Казалось бы, что с этих позиций следует говорить лишь о тактике защиты как «искусстве ведения боя». Однако нам представляется, что есть целый ряд положений, непосредственно обусловливающих тактику профессиональной защиты, и положений, которым она, подчинена вне зависимости от защитных ситуаций, вида и категории преступления, по которому осуществляется защита. Именно они и могут, на наш взгляд, в своей системе составить то, что мы понимаем под впервые, насколько известно, предложенным нами несколько лет назад понятием «стратегические принципы тактики профессиональной защиты по уголовным делам»[150].

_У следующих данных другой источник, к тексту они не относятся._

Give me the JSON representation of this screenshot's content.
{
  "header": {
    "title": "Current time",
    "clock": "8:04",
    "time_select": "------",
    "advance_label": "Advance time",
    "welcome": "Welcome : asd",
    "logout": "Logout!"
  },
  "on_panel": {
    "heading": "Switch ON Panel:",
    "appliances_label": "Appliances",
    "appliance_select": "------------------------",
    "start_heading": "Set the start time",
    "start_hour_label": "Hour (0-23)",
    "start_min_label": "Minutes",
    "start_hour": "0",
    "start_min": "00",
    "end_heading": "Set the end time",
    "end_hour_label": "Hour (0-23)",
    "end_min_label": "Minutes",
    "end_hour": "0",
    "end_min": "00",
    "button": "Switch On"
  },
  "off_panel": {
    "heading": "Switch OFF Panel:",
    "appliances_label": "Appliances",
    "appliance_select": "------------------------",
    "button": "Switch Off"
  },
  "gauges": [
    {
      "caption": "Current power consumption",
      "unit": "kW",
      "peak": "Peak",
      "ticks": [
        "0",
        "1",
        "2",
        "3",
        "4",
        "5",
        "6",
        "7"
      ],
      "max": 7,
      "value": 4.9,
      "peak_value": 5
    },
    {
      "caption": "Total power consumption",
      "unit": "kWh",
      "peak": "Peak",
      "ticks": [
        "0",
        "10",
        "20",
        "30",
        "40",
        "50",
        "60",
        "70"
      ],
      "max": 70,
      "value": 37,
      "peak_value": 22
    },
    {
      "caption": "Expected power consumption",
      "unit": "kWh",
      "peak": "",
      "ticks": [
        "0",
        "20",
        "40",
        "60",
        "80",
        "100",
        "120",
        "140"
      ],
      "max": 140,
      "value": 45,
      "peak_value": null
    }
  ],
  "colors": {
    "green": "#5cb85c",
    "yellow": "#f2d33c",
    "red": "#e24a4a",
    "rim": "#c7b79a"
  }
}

Первый из предлагаемых стратегических принципов тактики защиты можно, на наш взгляд, сформулировать следующим образом: деятельность защитника ни в коем случае не должна усугублять положения подзащитного относительно предъявленного ему обвинения (возникшего подозрения) в совершении преступления и его обоснованности: как минимум, она должна быть по отношению к этим параметрам нейтральна.

Этот принцип представляется настолько очевидным, что не нуждается в какой-либо дополнительной аргументации, что позволяет нам ограничиться лишь его констатацией.

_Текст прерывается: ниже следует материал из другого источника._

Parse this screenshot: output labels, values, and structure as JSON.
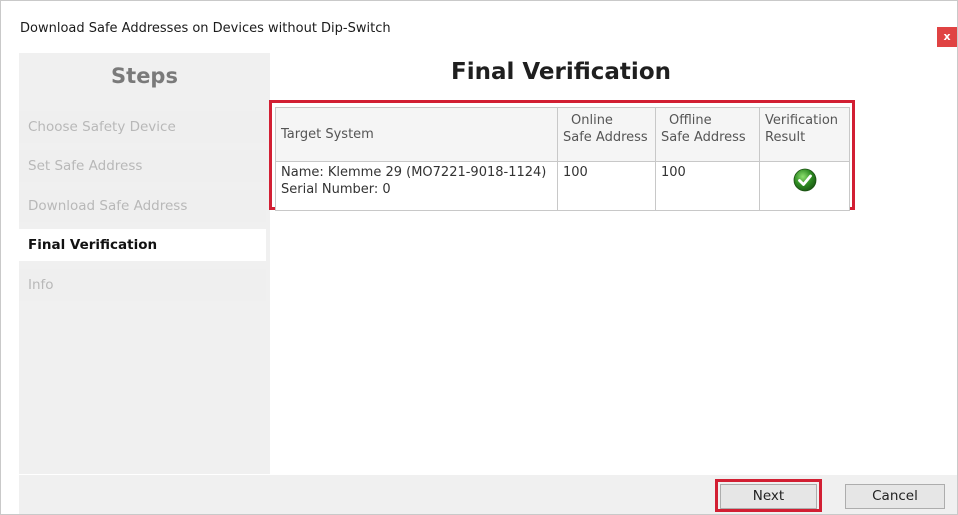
{
  "window": {
    "title": "Download Safe Addresses on Devices without Dip-Switch",
    "close_label": "x"
  },
  "steps": {
    "header": "Steps",
    "items": [
      {
        "label": "Choose Safety Device",
        "state": "done"
      },
      {
        "label": "Set Safe Address",
        "state": "done"
      },
      {
        "label": "Download Safe Address",
        "state": "done"
      },
      {
        "label": "Final Verification",
        "state": "active"
      },
      {
        "label": "Info",
        "state": "pending"
      }
    ]
  },
  "main": {
    "title": "Final Verification",
    "table": {
      "headers": {
        "target_system": "Target System",
        "online_l1": "Online",
        "online_l2": "Safe Address",
        "offline_l1": "Offline",
        "offline_l2": "Safe Address",
        "result_l1": "Verification",
        "result_l2": "Result"
      },
      "rows": [
        {
          "name": "Name: Klemme 29 (MO7221-9018-1124)",
          "serial": "Serial Number: 0",
          "online": "100",
          "offline": "100",
          "result_icon": "check-circle-icon"
        }
      ]
    }
  },
  "buttons": {
    "next": "Next",
    "cancel": "Cancel"
  },
  "colors": {
    "highlight": "#d21f33",
    "check": "#2e8b22",
    "close": "#e04343"
  }
}
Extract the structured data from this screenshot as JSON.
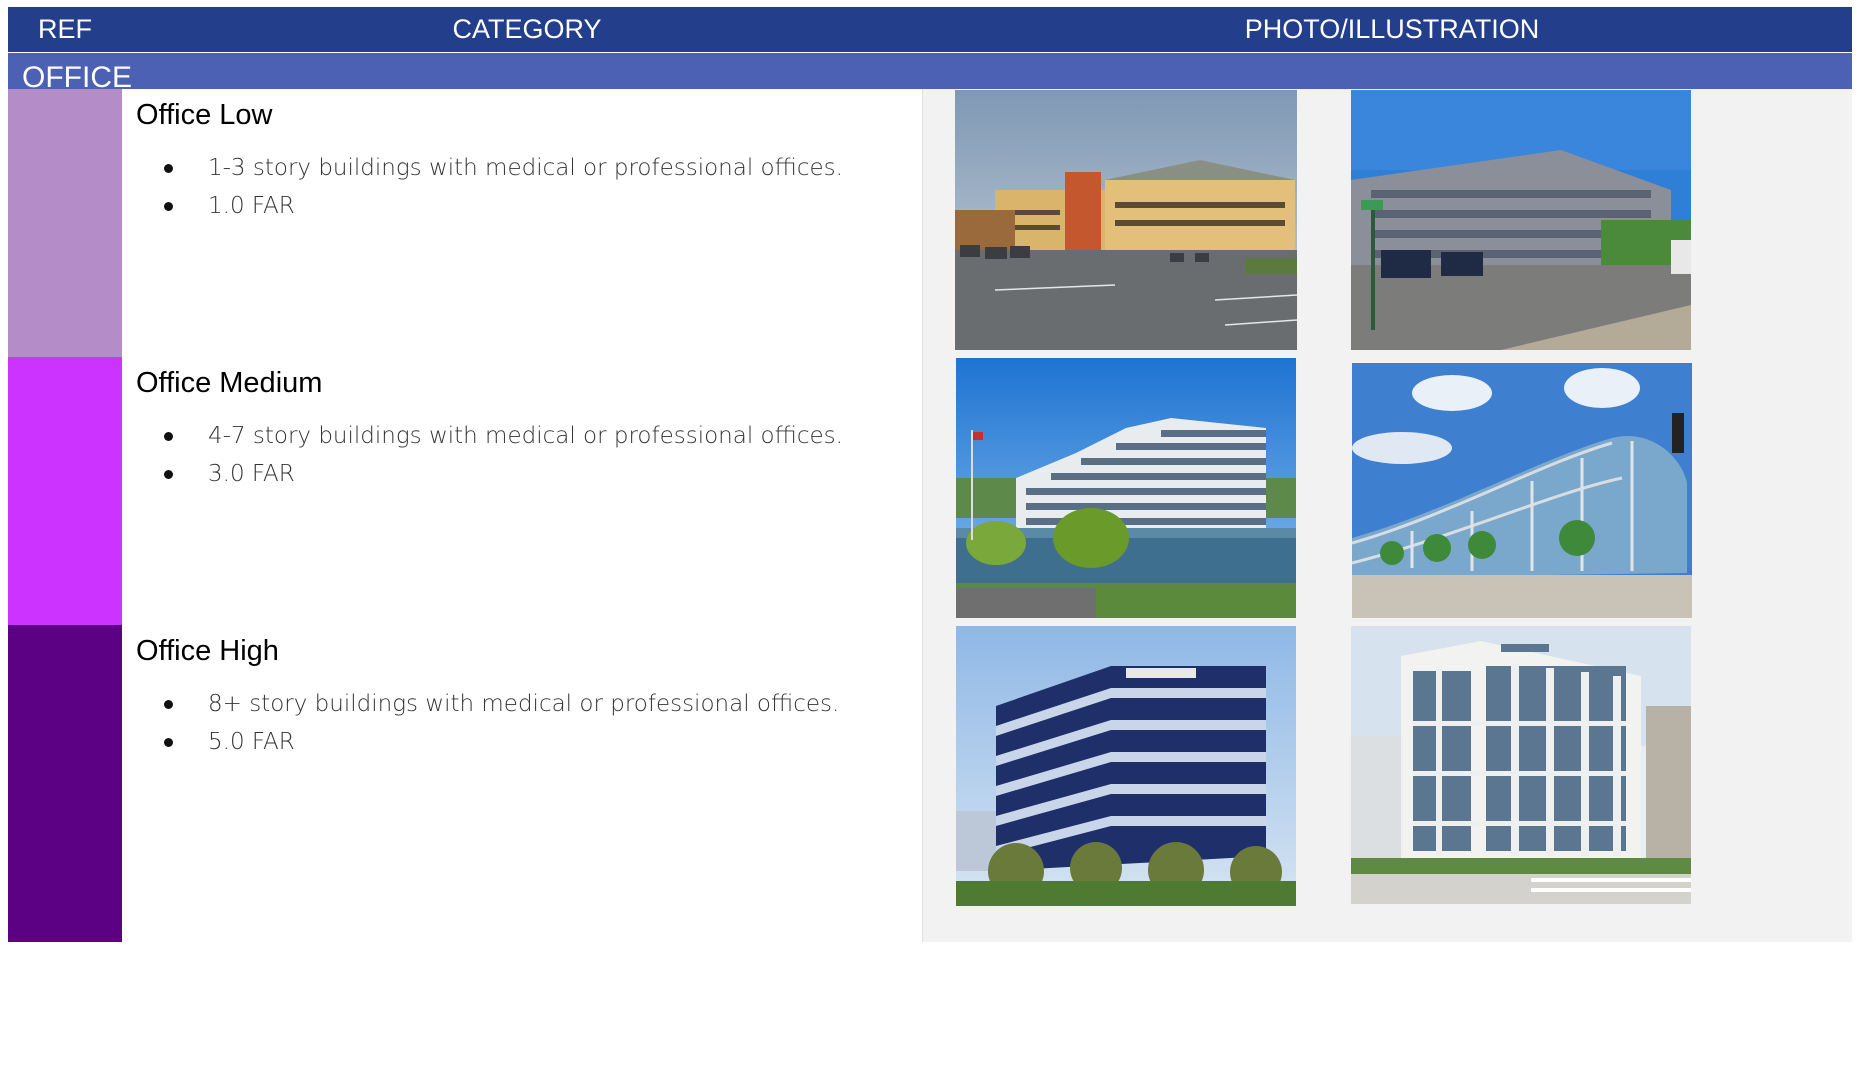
{
  "header": {
    "ref": "REF",
    "category": "CATEGORY",
    "photo": "PHOTO/ILLUSTRATION"
  },
  "section": {
    "label": "OFFICE"
  },
  "rows": [
    {
      "color": "#b48cc8",
      "title": "Office Low",
      "bullets": [
        "1-3 story buildings with medical or professional offices.",
        "1.0 FAR"
      ],
      "photos": [
        "low-rise office photo with parking lot",
        "low-rise office photo at intersection"
      ]
    },
    {
      "color": "#cc33ff",
      "title": "Office Medium",
      "bullets": [
        "4-7 story buildings with medical or professional offices.",
        "3.0 FAR"
      ],
      "photos": [
        "mid-rise office photo by lagoon",
        "curved glass office photo"
      ]
    },
    {
      "color": "#5c0084",
      "title": "Office High",
      "bullets": [
        "8+ story buildings with medical or professional offices.",
        "5.0 FAR"
      ],
      "photos": [
        "high-rise striped office photo",
        "high-rise glass office rendering"
      ]
    }
  ]
}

Защитник должен отстаивать все непротиворечащие закону интересы подзащитного.

Определенная часть интересов подзащитных опосредована в субъективных правах подозреваемого и обвиняемого. Обязанность адвоката принимать все законные меры по обеспечению возможности реализации таких прав обвиняемого никем под сомнение не ставится.

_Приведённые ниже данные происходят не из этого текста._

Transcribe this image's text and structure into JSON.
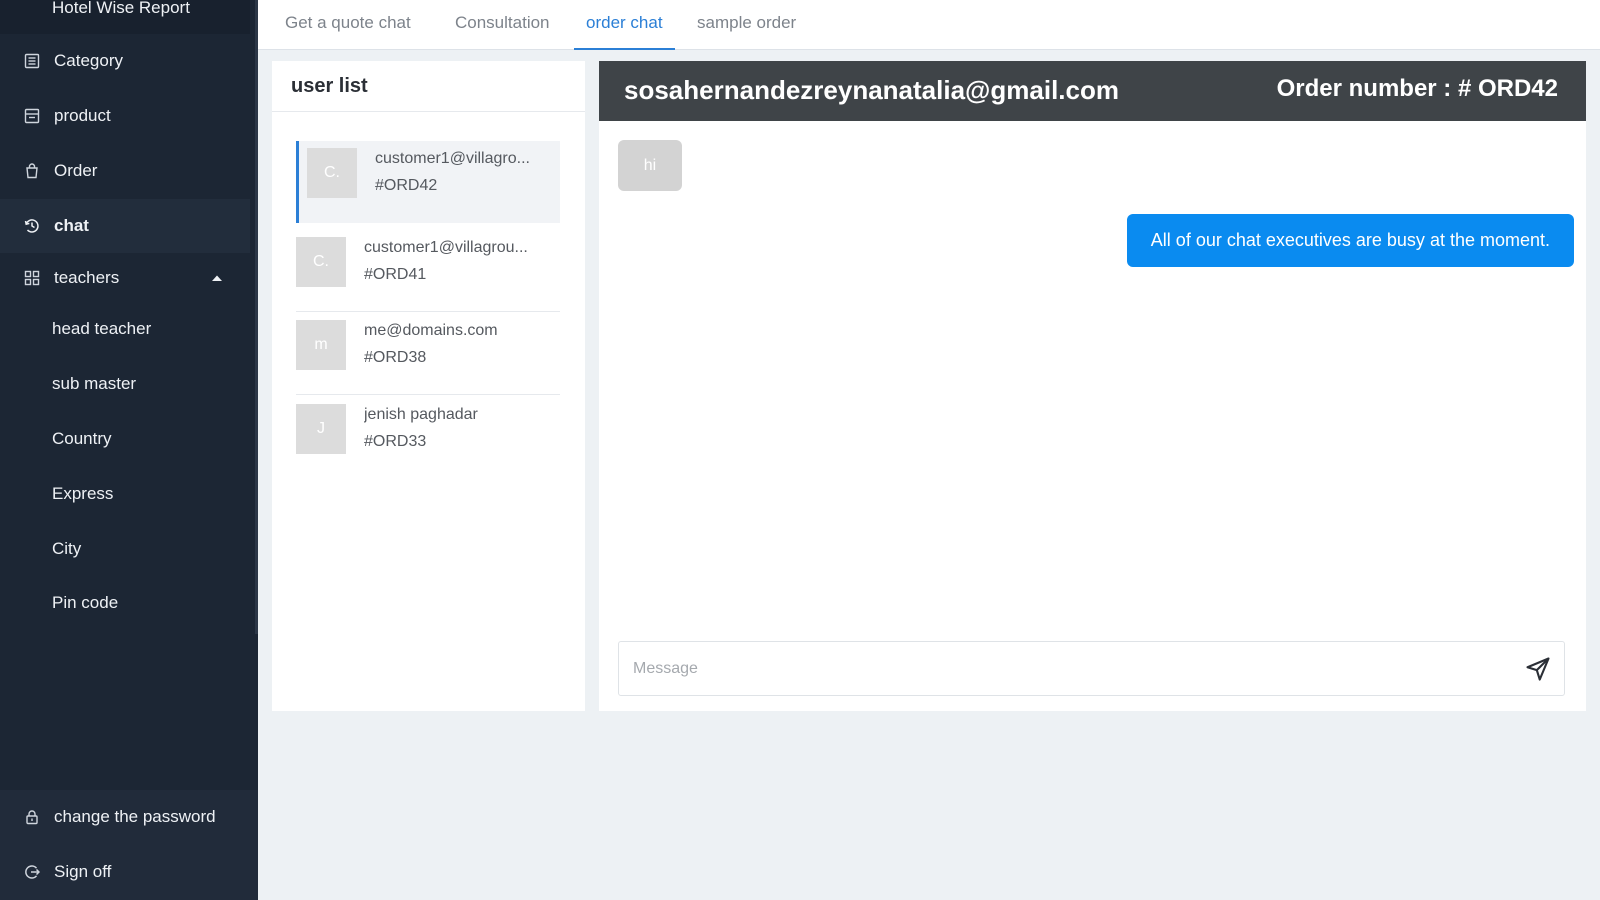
{
  "sidebar": {
    "top_item": "Hotel Wise Report",
    "items": [
      {
        "label": "Category",
        "icon": "list-icon"
      },
      {
        "label": "product",
        "icon": "box-icon"
      },
      {
        "label": "Order",
        "icon": "bag-icon"
      },
      {
        "label": "chat",
        "icon": "clock-icon",
        "active": true
      },
      {
        "label": "teachers",
        "icon": "grid-icon",
        "expanded": true
      }
    ],
    "subitems": [
      "head teacher",
      "sub master",
      "Country",
      "Express",
      "City",
      "Pin code"
    ],
    "bottom": [
      {
        "label": "change the password",
        "icon": "lock-icon"
      },
      {
        "label": "Sign off",
        "icon": "logout-icon"
      }
    ]
  },
  "tabs": [
    {
      "label": "Get a quote chat"
    },
    {
      "label": "Consultation"
    },
    {
      "label": "order chat",
      "active": true
    },
    {
      "label": "sample order"
    }
  ],
  "userlist": {
    "title": "user list",
    "users": [
      {
        "avatar": "C.",
        "email": "customer1@villagro...",
        "order": "#ORD42",
        "selected": true
      },
      {
        "avatar": "C.",
        "email": "customer1@villagrou...",
        "order": "#ORD41"
      },
      {
        "avatar": "m",
        "email": "me@domains.com",
        "order": "#ORD38"
      },
      {
        "avatar": "J",
        "email": "jenish paghadar",
        "order": "#ORD33"
      }
    ]
  },
  "chat": {
    "email": "sosahernandezreynanatalia@gmail.com",
    "order_label": "Order number : # ORD42",
    "messages": [
      {
        "direction": "incoming",
        "text": "hi"
      },
      {
        "direction": "outgoing",
        "text": "All of our chat executives are busy at the moment."
      }
    ],
    "composer_placeholder": "Message"
  },
  "colors": {
    "sidebar_bg": "#1c2634",
    "accent": "#2b7fd6",
    "outgoing_bubble": "#0a8bf0",
    "incoming_bubble": "#d3d3d3",
    "chat_header": "#3f4448"
  }
}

К субъективным правам обвиняемого (подозреваемого), в первую очередь, следует отнести те из них, которые дают возможность:

1) знать сущность возникшего в отношении его подозрения и содержание обвинения;

2) знать основания задержания и избрания меры пресечения;

3) требовать объективного расследования и такого же рассмотрения своего уголовного дела в разумный срок[151];

4) законными средствами участвовать в доказывании и разрешении своего дела на всех стадиях процесса;

5) осуществлять свою защиту как лично, так и с помощью защитника;

6) требовать от правоохранительных органов принятия мер по охране своих личных и имущественных интересов;

7) добиваться отмены или изменения незаконных и (или) необоснованных процессуальных решений органов предварительного расследования, прокурора, суда[152].

Значительно сложнее обстоит дело с вопросом о защите адвокатом тех интересов обвиняемого, которые законом не опосредованы, не закреплены в его субъективных правах. Все ли интересы обвиняемого должен отстаивать его защитник? Если не все, то какие именно подлежат защите со стороны адвоката, а какие нет? По данной проблеме высказаны различные мнения и предложены разные решения. В силу принципиальнейшей важности данного вопроса для темы нашего исследования остановимся на нем подробней.

"Защитник обязан... защищать лишь законные интересы обвиняемого", — считает Л.Д. Кокорев, — понимая под ними "интересы, которые, хотя и не предусмотрены конкретной правовой нормой, но вытекают из закона, соответствуют ему"[153]. Не менее категорична М.П. Некрасова: "Нет сомнений, что защите со стороны профессионального адвоката — защитника подлежат только законные интересы обвиняемого"[154].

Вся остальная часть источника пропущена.